La semaine dernière j'ai reçu par la poste un drôle de livre, soit le volume 1 de l'Encyclopaedia Glaçonnica. J'en connaissais l'origine, car le compositeur et metteur en scène François Sarhan, dont j'admire le travail, m'avait annoncé l'arrivée imminente d'un colis et je connaissais le pseudonyme qu'il utilise parfois, signant ici et là Henry Glacon Sarhan, Professor Glaçon ou d'autres déclinaisons propres à la fantaisie provocatrice de son auteur. Comment se fier à un homme qui s'inspire ou collabore avec Jacques Roubaud, Jan Švankmajer, William Kentridge, Lewis Carroll, Ulrike Meinhoff ou le Marquis de Sade ? Ou comment ne pas considérer avec le plus grand sérieux un compositeur joué par des orchestres comme l'Ensemble Modern ou l'Ensemble Isctus ? Il m'apparaissait aussi comme une évidence qu'il ait rédigé une encyclopédie, certes avec une vingtaine de prête-noms imaginaires aux surprenantes compétences scientifiques, ayant remarqué sur ma propre fiche Wikipédia que j'étais assimilé aux encyclopédistes, sorte de mouvement dont nous ferions partie sans l'avoir cherché avec Charles Ives, İlhan Mimaroğlu, Frank Zappa, René Lussier, Jonathan Pontier ou John Zorn ! En 2016 j'avais surtout écrit l'article François Sarhan, entre rock inventif et musique contemporaine évoquant ses CD, ses vidéos et son blog.

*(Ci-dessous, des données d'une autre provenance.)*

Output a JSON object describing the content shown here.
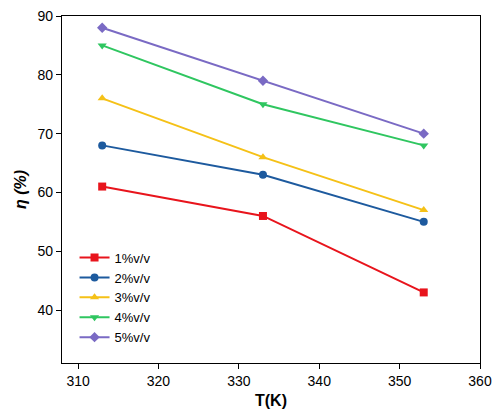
{
  "chart_data": {
    "type": "line",
    "x_label": "T(K)",
    "y_label": "η (%)",
    "x": [
      313,
      333,
      353
    ],
    "series": [
      {
        "name": "1%v/v",
        "color": "#e8141c",
        "marker": "square",
        "values": [
          61,
          56,
          43
        ]
      },
      {
        "name": "2%v/v",
        "color": "#1d5a9e",
        "marker": "circle",
        "values": [
          68,
          63,
          55
        ]
      },
      {
        "name": "3%v/v",
        "color": "#f5c117",
        "marker": "triangle-up",
        "values": [
          76,
          66,
          57
        ]
      },
      {
        "name": "4%v/v",
        "color": "#2fc660",
        "marker": "triangle-down",
        "values": [
          85,
          75,
          68
        ]
      },
      {
        "name": "5%v/v",
        "color": "#7a6ac4",
        "marker": "diamond",
        "values": [
          88,
          79,
          70
        ]
      }
    ],
    "xlim": [
      308,
      360
    ],
    "xticks": [
      310,
      320,
      330,
      340,
      350,
      360
    ],
    "ylim": [
      31,
      90
    ],
    "yticks": [
      40,
      50,
      60,
      70,
      80,
      90
    ],
    "grid": false,
    "legend": "lower left"
  }
}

Je comprends d'autant mieux les pseudos ou le "ils" se substituant malicieusement au "je" que j'en usai moi-même en signant des œuvres inavouables, créant des fakes virtuoses ou composant mon propre centenaire. Je crois aussi me souvenir que Marcel Carné se faisait passer pour son majordome en changeant de voix lorsqu'il répondait au téléphone ! C'est sans compter les facéties d'Orson Welles, Romain Gary, Jorge Luis Borges ou Joan Fontcuberta. De même le célèbre Adagio d'Albinoni est aujourd'hui connu pour avoir en fait été composé au XXe siècle par le musicologue Remo Giazotto alors que certains prétendent qu'il ne fut pas le seul acteur de la supercherie, Maurice Roche y aurait trempé probablement !

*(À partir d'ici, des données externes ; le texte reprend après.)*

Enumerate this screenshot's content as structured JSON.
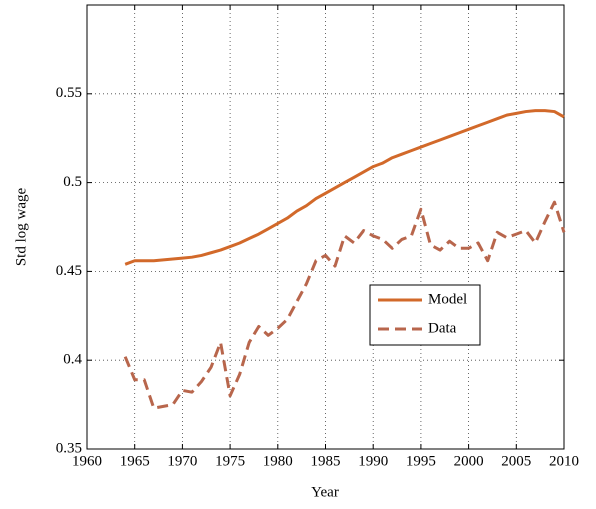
{
  "chart_data": {
    "type": "line",
    "xlabel": "Year",
    "ylabel": "Std log wage",
    "x": [
      1964,
      1965,
      1966,
      1967,
      1968,
      1969,
      1970,
      1971,
      1972,
      1973,
      1974,
      1975,
      1976,
      1977,
      1978,
      1979,
      1980,
      1981,
      1982,
      1983,
      1984,
      1985,
      1986,
      1987,
      1988,
      1989,
      1990,
      1991,
      1992,
      1993,
      1994,
      1995,
      1996,
      1997,
      1998,
      1999,
      2000,
      2001,
      2002,
      2003,
      2004,
      2005,
      2006,
      2007,
      2008,
      2009,
      2010
    ],
    "series": [
      {
        "name": "Model",
        "color": "#d2692a",
        "dash": false,
        "values": [
          0.454,
          0.456,
          0.456,
          0.456,
          0.4565,
          0.457,
          0.4575,
          0.458,
          0.459,
          0.4605,
          0.462,
          0.464,
          0.466,
          0.4685,
          0.471,
          0.474,
          0.477,
          0.48,
          0.484,
          0.487,
          0.491,
          0.494,
          0.497,
          0.5,
          0.503,
          0.506,
          0.509,
          0.511,
          0.514,
          0.516,
          0.518,
          0.52,
          0.522,
          0.524,
          0.526,
          0.528,
          0.53,
          0.532,
          0.534,
          0.536,
          0.538,
          0.539,
          0.54,
          0.5405,
          0.5405,
          0.54,
          0.537
        ]
      },
      {
        "name": "Data",
        "color": "#b8664c",
        "dash": true,
        "values": [
          0.402,
          0.389,
          0.389,
          0.373,
          0.374,
          0.375,
          0.383,
          0.382,
          0.388,
          0.396,
          0.41,
          0.38,
          0.392,
          0.41,
          0.419,
          0.414,
          0.418,
          0.423,
          0.433,
          0.443,
          0.456,
          0.459,
          0.453,
          0.47,
          0.466,
          0.473,
          0.47,
          0.468,
          0.463,
          0.468,
          0.47,
          0.485,
          0.465,
          0.462,
          0.467,
          0.463,
          0.463,
          0.466,
          0.456,
          0.472,
          0.469,
          0.471,
          0.473,
          0.466,
          0.478,
          0.489,
          0.472
        ]
      }
    ],
    "xlim": [
      1960,
      2010
    ],
    "xticks": [
      1960,
      1965,
      1970,
      1975,
      1980,
      1985,
      1990,
      1995,
      2000,
      2005,
      2010
    ],
    "ylim": [
      0.35,
      0.6
    ],
    "yticks": [
      0.35,
      0.4,
      0.45,
      0.5,
      0.55
    ],
    "grid": true,
    "legend": "right"
  }
}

Comment alors évoquer ce volume de l'Encyclopaedia Glaçonnica consacré à la musique et aux poissons, ouvrage de 320 pages 21x28cm fortement illustré, premier de douze se revendiquant comme une référence pour contenir des informations imaginaires dans tous les domaines de la connaissance et si possible d'une manière incompréhensible ? Notez que François Rabelais utilisa le premier en français le terme encyclopédie, dans le chapitre 20 de Pantagruel. Je ne vois pas d'autre manière que d'ouvrir le grand livre au hasard et de le feuilleter au petit bonheur la chance. L'Encyclopaedia Glaçonnica me sembla un puits sans fond où un pont s'enfuit, les synapses se dissipant dès que je tentais de rapprocher une idée d'une autre, aussi abracadabrante. J'avais commencé par les chansons-seconde, l'interdiction de certains mots pendant les rêves, les ombres sonores, et combien d'artistes fictifs plus brintzingues les uns que les autres... Comme dans toute encyclopédie on finit par s'y perdre, corps et âme. Puisque j'avais déjà trouvé une vidéo relatant ce travail de titan, Sarhan m'indiqua une autre de ses productions récentes, son journal de voyage tenu sur plusieurs mois au gré de ses déplacements européens, encore inédit. Comme sa pièce L'Nfer composée en 2006, il s'agit d'une création radiophonique de deux heures, riche et inventive, qui ravirait les fans de l'ACR...
Sur le site glaconpublishing consacré à Henry-Jacques Glaçon et son Encyclopædia, les deux premiers volumes sont en vente pour 50€ chacun (bilingues, signés et tirés à 100 exemplaires, évidemment à compte d'auteur, quel éditeur se risquerait à publier un truc si bizarre ? La banalité paye toujours mieux que l'originalité), mais pour l'instant, en attendant leur impression, le troisième monte à 2000€ et le quatrième à 4000€ (un seul exemplaire entièrement fait à la main). "Objet difficile à ramasser" est la façon dont Cocteau considérait son œuvre. Le terme convient parfaitement à toute celle de François Sarhan.